According to the New Yorker, the missing book, Meanderings of Memory, is cited as an early source for 49 words, including the adjective “chapelled” (meaning situated in a chapel).

The appeal, published on the OED website on 3rd May stated that “we have been unable to trace this title in library catalogues or text databases”. According to the website, the only evidence that could be found for the existence of the book was a single entry in a London bookseller’s catalogue dating from 1852. The author was listed as “Nightlark”.

Dan Selinger, a spokesperson for Oxford University Press, told Cherwell, “There are a range of theories as to why the book is proving difficult to trace. One is that the title was privately published – possibly because it was pornographic.”

So far the appeal has had some success. One online commenter provided an additional reference to the book in an 1845 auction catalogue.

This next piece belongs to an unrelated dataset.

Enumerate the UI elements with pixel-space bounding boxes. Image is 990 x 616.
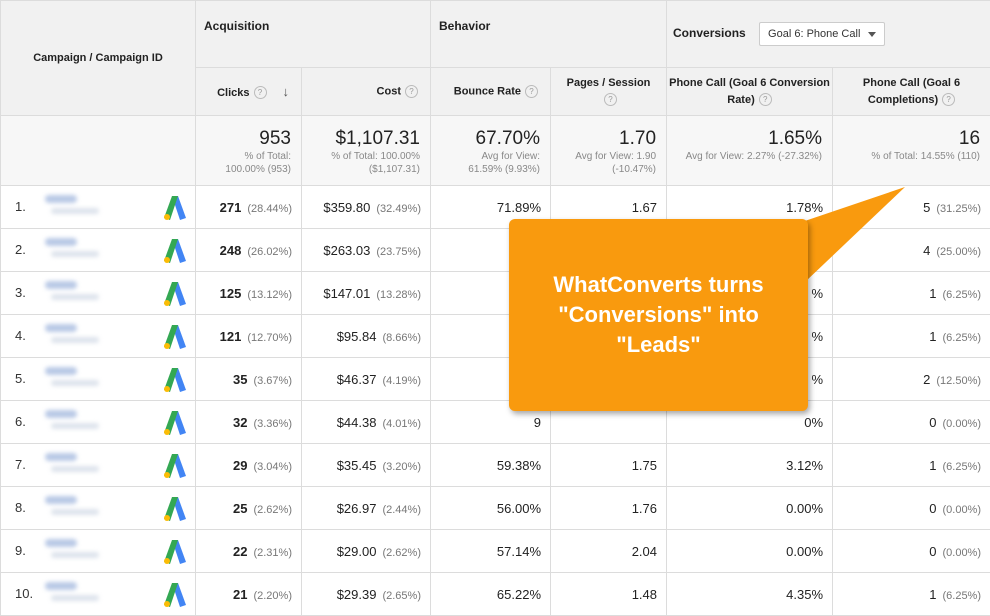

Selinger said that “this appeal has been one of our most popular so far, so we are hopeful that additional information will emerge in the days and weeks to come”. He continued, “There has been a huge amount of interest in this appeal”.

When asked what the consequences for the dictionary would be if the book could not be traced, Selinger stated “The quotations in the OED are evidence of the way a certain word has developed and been used down the years; it’s important that we can identify and date the source accurately”.

The Oxford English Dictionary has a long tradition of appealing to the public for assistance. In 1879, OED editor James Murray appealed to English-speaking readers to send in curious words that they came across to help with the development of the first edition. The challenge was taken up, not only by academics, but many laypeople.

One first-year English student, Nancy Jiang, told Cherwell, “The loss of this book might not turn out to be such a bad thing. In fact it might be quite a good thing because it will help the public to think about the history of our language”.